Scottish businessman

Anton Colella is a Scottish businessman. He has been the chief executive officer of Moore Global since 2018, and was previously the global chief executive of the Institute of Chartered Accountants of Scotland. Colella is an advocate for value-driven business practices and accounting ethics.

==Early life and education==
Anton Colella was raised in Shettleston in a single parent family. He graduated from the University of Stirling.

==Teaching career==
Colella spent the first 18 years of his career as a Catholic theology teacher. He served as deputy headmaster at St Margaret Mary's Secondary School in Glasgow from 2000 to 2003.

== Business career ==
In 2003, Colella became the chief executive of the Scottish Qualification Authority (SQA). In October 2006, he became the chief executive of the Institute of Chartered Accountants of Scotland (ICAS). This appointment was made despite the fact that Colella did not possess an MBA degree, nor any obvious qualifications apart from his work in Catholic education.
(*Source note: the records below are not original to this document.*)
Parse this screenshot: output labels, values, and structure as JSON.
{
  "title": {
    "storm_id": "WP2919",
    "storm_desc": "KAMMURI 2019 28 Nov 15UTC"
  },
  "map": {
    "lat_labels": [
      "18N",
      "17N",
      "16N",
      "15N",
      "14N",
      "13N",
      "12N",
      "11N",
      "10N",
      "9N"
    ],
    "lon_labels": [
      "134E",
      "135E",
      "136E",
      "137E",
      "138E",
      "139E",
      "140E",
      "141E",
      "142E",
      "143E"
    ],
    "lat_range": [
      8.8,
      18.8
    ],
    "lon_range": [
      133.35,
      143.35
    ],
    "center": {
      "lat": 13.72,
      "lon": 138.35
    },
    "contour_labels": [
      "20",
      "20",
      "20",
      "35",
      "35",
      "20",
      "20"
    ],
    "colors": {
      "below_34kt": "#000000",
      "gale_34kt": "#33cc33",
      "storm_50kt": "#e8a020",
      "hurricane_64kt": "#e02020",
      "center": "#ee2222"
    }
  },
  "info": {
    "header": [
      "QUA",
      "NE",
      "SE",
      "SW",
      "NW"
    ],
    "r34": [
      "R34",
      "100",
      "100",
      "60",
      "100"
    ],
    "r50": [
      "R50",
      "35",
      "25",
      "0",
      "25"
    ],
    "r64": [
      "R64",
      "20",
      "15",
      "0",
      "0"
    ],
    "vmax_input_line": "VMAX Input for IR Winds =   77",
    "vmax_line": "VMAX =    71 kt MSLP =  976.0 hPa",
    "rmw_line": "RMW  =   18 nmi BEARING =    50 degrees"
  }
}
Colella oversaw a globalization phase of ICAS, such that, by 2015, he claimed that their overseas membership had grown by 60 per cent in the previous decade. During this period, Colella also advocated for the simplification of the UK tax code, which he complained of being "12 times the length of the Bible". Colella departed the ICAS in March 2018. At his resignation, the ICAS president Brian Souter said, "Over the past decade, Anton has been the architect of a transformed ICAS".

Colella became the CEO of Moore Global in March 2018. Colella oversaw the rebranding of the company from Moore Stephens to Moore Global. Colella defended the rebranding as meeting "a world defined by global decision-making, data-driven insight and the need for agility."

In 2025, Colella launched Leading Life with Anton Colella, a new monthly leadership series on his LinkedIn. The series explores universal themes — from finding purpose to aligning values and leading with humility — offering Colella's perspective on how leadership can bring fulfilment in work, life, and community.

== Affiliations ==

In 2011, Colella became a chair of the Global Accounting Alliance.

Colella serves on the International Executive Council of the Sword of the Spirit, an association of Christian communities belonging to the charismatic movement.

Colella also serves on the International Board of Directors of school feeding charity Mary's Meals.